One thing you might want to do after your trip is have the system evacuated, pulled down (vacuum) to eliminate moisture and then recharge.
If you didn't pull a vacuum on the system, there's moisture in the system that could cause internal corrosion and lead to early failure.

Also, I think it's also recommended you change the drier pack (or whatever it's called) whenever the system is exposed to ambient air.
 






Wow, I didn't know that refrigerant could look like your standard Prestone, so I'm glad you not only figured-out what the real issue was, but also that you posted the follow-up here, as once again I learned something I didn't know before! I do agree, however, that it might now make sense to have your system properly evacuated and then recharged again, as I do know that part of that process is to not only remove any moisture that might have entered the system, but that it also (if done properly) replaces the system's oil, which is a necessary part of keeping the seals in your lines soft and in good shape. And, yes, I've read many times where the "dryer" should also be replaced if there is any moisture detected in the system as it is evacuated during either a recharge or a repair.
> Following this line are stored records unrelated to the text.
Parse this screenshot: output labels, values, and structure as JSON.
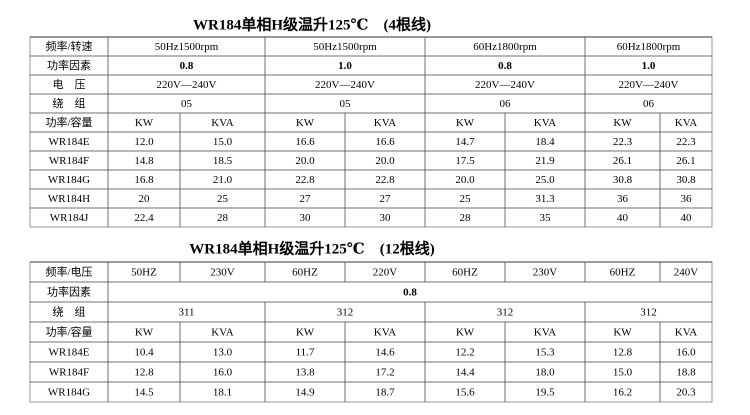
{
  "tables": [
    {
      "title": "WR184单相H级温升125℃　(4根线)",
      "rows": [
        [
          "频率/转速",
          "50Hz1500rpm",
          "50Hz1500rpm",
          "60Hz1800rpm",
          "60Hz1800rpm"
        ],
        [
          "功率因素",
          "0.8",
          "1.0",
          "0.8",
          "1.0"
        ],
        [
          "电　压",
          "220V—240V",
          "220V—240V",
          "220V—240V",
          "220V—240V"
        ],
        [
          "绕　组",
          "05",
          "05",
          "06",
          "06"
        ],
        [
          "功率/容量",
          "KW",
          "KVA",
          "KW",
          "KVA",
          "KW",
          "KVA",
          "KW",
          "KVA"
        ],
        [
          "WR184E",
          "12.0",
          "15.0",
          "16.6",
          "16.6",
          "14.7",
          "18.4",
          "22.3",
          "22.3"
        ],
        [
          "WR184F",
          "14.8",
          "18.5",
          "20.0",
          "20.0",
          "17.5",
          "21.9",
          "26.1",
          "26.1"
        ],
        [
          "WR184G",
          "16.8",
          "21.0",
          "22.8",
          "22.8",
          "20.0",
          "25.0",
          "30.8",
          "30.8"
        ],
        [
          "WR184H",
          "20",
          "25",
          "27",
          "27",
          "25",
          "31.3",
          "36",
          "36"
        ],
        [
          "WR184J",
          "22.4",
          "28",
          "30",
          "30",
          "28",
          "35",
          "40",
          "40"
        ]
      ]
    },
    {
      "title": "WR184单相H级温升125℃　(12根线)",
      "rows": [
        [
          "频率/电压",
          "50HZ",
          "230V",
          "60HZ",
          "220V",
          "60HZ",
          "230V",
          "60HZ",
          "240V"
        ],
        [
          "功率因素",
          "0.8"
        ],
        [
          "绕　组",
          "311",
          "312",
          "312",
          "312"
        ],
        [
          "功率/容量",
          "KW",
          "KVA",
          "KW",
          "KVA",
          "KW",
          "KVA",
          "KW",
          "KVA"
        ],
        [
          "WR184E",
          "10.4",
          "13.0",
          "11.7",
          "14.6",
          "12.2",
          "15.3",
          "12.8",
          "16.0"
        ],
        [
          "WR184F",
          "12.8",
          "16.0",
          "13.8",
          "17.2",
          "14.4",
          "18.0",
          "15.0",
          "18.8"
        ],
        [
          "WR184G",
          "14.5",
          "18.1",
          "14.9",
          "18.7",
          "15.6",
          "19.5",
          "16.2",
          "20.3"
        ]
      ]
    }
  ]
}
I once had a '96 Ford Taurus where it had lost all of its charge (and yes, the compressor is designed to not run when that happens)... but they had to replace all of the seals in the lines, as well as the compressor and the refrigerant, because the seals had dried out and the system would not hold a charge, but the compressor got damaged well before the low charge finally shut it all down. Once they did all that (including introducing the required amount of special oil into the system), I never again had any problem with it for the following years that I owned the vehicle.